By Maya Quiroga
HAVANA TIMES — Manolito Simonet y su trabuco, a much-acclaimed Cuban salsa band created in 1993, will be performing in several Latin American countries as preamble to a major tour of the United States and Europe and the launching of Hecho en Cuba (“Made in Cuba”), a music project recently begun in collaboration with Argentine-English musician, composer and producer Dominic Miller, known for his work with Sting during much of his career as a soloist.
Today, we share with you our interview with self-taught composer, arranger and pianist Manolito Simonet, who has been touring several Latin American countries (the Dominican Republic, Ecuador, Colombia and Venezuela) with his band since mid-October.
HT: Tell us the details of your tour through the United States.
Manolito Simonet: The tour begins on November 18 and ends on December 18. We will be performing in several states during that month, around 25 concerts in total.

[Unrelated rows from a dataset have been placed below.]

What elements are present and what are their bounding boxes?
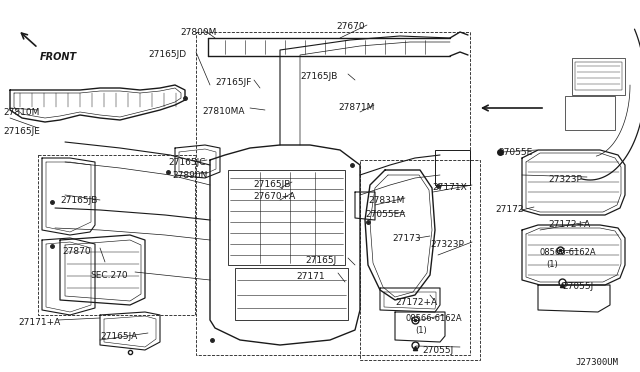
Text: (1): (1) — [546, 260, 557, 269]
Text: 27165JE: 27165JE — [3, 127, 40, 136]
Text: 08566-6162A: 08566-6162A — [540, 248, 596, 257]
Text: 27165JB: 27165JB — [253, 180, 291, 189]
Text: 27323P: 27323P — [548, 175, 582, 184]
Text: 27871M: 27871M — [338, 103, 374, 112]
Text: 27323P: 27323P — [430, 240, 464, 249]
Text: 27165JB: 27165JB — [300, 72, 337, 81]
Text: 27165J: 27165J — [305, 256, 336, 265]
Text: 27810M: 27810M — [3, 108, 40, 117]
Text: 27890N: 27890N — [172, 171, 207, 180]
Text: 27670+A: 27670+A — [253, 192, 295, 201]
Text: 27810MA: 27810MA — [202, 107, 244, 116]
Text: 27165JF: 27165JF — [215, 78, 252, 87]
Text: 27055J: 27055J — [422, 346, 453, 355]
Text: 08566-6162A: 08566-6162A — [405, 314, 461, 323]
Text: 27165JB: 27165JB — [60, 196, 97, 205]
Text: 27173: 27173 — [392, 234, 420, 243]
Text: 27831M: 27831M — [368, 196, 404, 205]
Text: 27172: 27172 — [495, 205, 524, 214]
Text: (1): (1) — [415, 326, 427, 335]
Text: 27055J: 27055J — [562, 282, 593, 291]
Text: FRONT: FRONT — [40, 52, 77, 62]
Text: 27055E: 27055E — [498, 148, 532, 157]
Text: 27171+A: 27171+A — [18, 318, 60, 327]
Text: 27172+A: 27172+A — [395, 298, 437, 307]
Text: 27171: 27171 — [296, 272, 324, 281]
Text: 27172+A: 27172+A — [548, 220, 590, 229]
Text: 27055EA: 27055EA — [365, 210, 405, 219]
Text: 27165JD: 27165JD — [148, 50, 186, 59]
Text: 27171X: 27171X — [432, 183, 467, 192]
Text: SEC.270: SEC.270 — [90, 271, 127, 280]
Text: 27165JC: 27165JC — [168, 158, 205, 167]
Text: 27670: 27670 — [336, 22, 365, 31]
Text: 27165JA: 27165JA — [100, 332, 137, 341]
Text: 27800M: 27800M — [180, 28, 216, 37]
Text: 27870: 27870 — [62, 247, 91, 256]
Text: J27300UM: J27300UM — [575, 358, 618, 367]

I think it’ll be the longest US tour we’ve ever had.
HT: What numbers will you be performing?
MS: We’ll be presenting a new album and DVD we’re about to launch, on November 22, during the 10th World Gathering of Dancers and Casino & Salsa Academies to be held in Cuba. The album is titled No puedo parar (“I Can’t Stop”).
I think people will love it, because all of the pieces are dance numbers. This album will accompany us on our US tour and the tour we’ll go on next year.
HT: How did the Hecho en Cuba project come about?
MS: It was an idea by the manager of the company En directo, Tony Martinez, who has been arranging our European tours for more than 10 years. He’d always wanted to see my music fused with that of Dominic Miller. At first, it didn’t make much sense to me and I had no idea how to combine his music with Cuban music, but I was wrong.
When we first met in Europe to stage a concert, we got along in no time. Tony Martinez was once a musician, bagpiper and dancer. He had a lot of vision. When I heard Dominic’s pieces for The Professional, I realized they’re true bombshells, melodically speaking.
An important part of that is the energy he puts into his music. I believe that’s why he’s worked so many years with Sting. Dominic is one person standing in front of you and another when he’s holding a guitar. Perhaps that’s why he and my musicians understood each other so well.
HT: What plans are there for the album?
MS: We did it without any kind of expectations, not even financial ones. We got together to hold the concerts and record the album. It was like getting together to jam a bit. Now, we’re thinking about doing a tour of Europe. There’s nothing planned. I think it’ll be very successful. It all came from the heart, very naturally.
Our bands will be touring Europe soon. We’ll be coming together there to create a big band and present the album. We’d be holding between six and ten concerts in as many capitals. With the possibilities opened up by social networks, we’d be launching the album throughout the world this way.
HT: Will you produce new albums with the “Made in Cuba” seal?
MS: Dominic has made his dream of incorporating Cuban music into his work a reality. What’s important now is for him to work with other musicians, who will surprise him with their talent.
I would have loved for him to have worked with guitarist Chicoy and pianist Chucho Valdes. There are many things he still needs to discover in Cuba.
We want to put him in touch with other Cuban musicians through our band. He’s already had the opportunity to record an album with Pancho Amat. He’s going to record one with Sintesis now. This is what the Hecho en Cuba project is becoming. Dominic wants to record these types of albums with several Cuban musicians every year.